The Impact of Social Determinants on Cardiovascular Mortality: A Zip Code-Level Analysis in Indiana.
Journal:
Studies in health technology and informatics
Published Date:
Aug 7, 2025
Abstract
Cardiovascular disease (CVD) is the leading cause of death globally and is expected to become the top global cause of death by 2030. Although the role of social determinants of health (SDoH) in CVD outcomes is well-established, integrating these factors into predictive health informatics models remains limited. This study presents a scalable geospatial framework for predicting CVD mortality at the zip-code level in Indiana, using data from 2015 to 2022. We integrated diverse data sources, including the U.S. Census Bureau, OpenStreetMap (via the Overpass API), Zillow, and the Indiana Department of Health, covering 773 zip codes.

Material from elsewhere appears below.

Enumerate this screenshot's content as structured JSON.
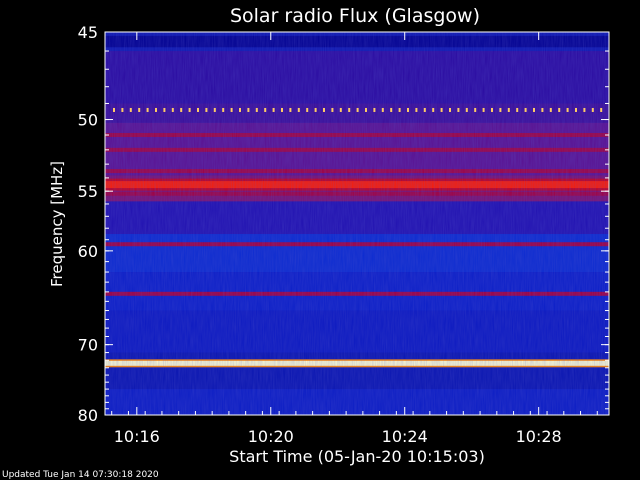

Our data preprocessing involved spatial normalization, robust scaling, and population-adjusted feature engineering to align socioeconomic, environmental, and healthcare infrastructure indicators. We tested several machine learning models, including Random Forest, XGBoost, and FastAI Tabular, with XGBoost delivering the best results (R2 = 0.9863; MAE = 2.29). To improve model interpretability, we used SHAP analysis, which identified education, race, income, and healthcare access as the most significant SDoH predictors of CVD mortality. This study contributes to health informatics by presenting a replicable pipeline for localized SDoH-based mortality prediction. It highlights the importance of integrating geospatial and SDoH data in predictive models and emphasizes the potential of informatics to address health disparities and guide targeted public health interventions at the community level.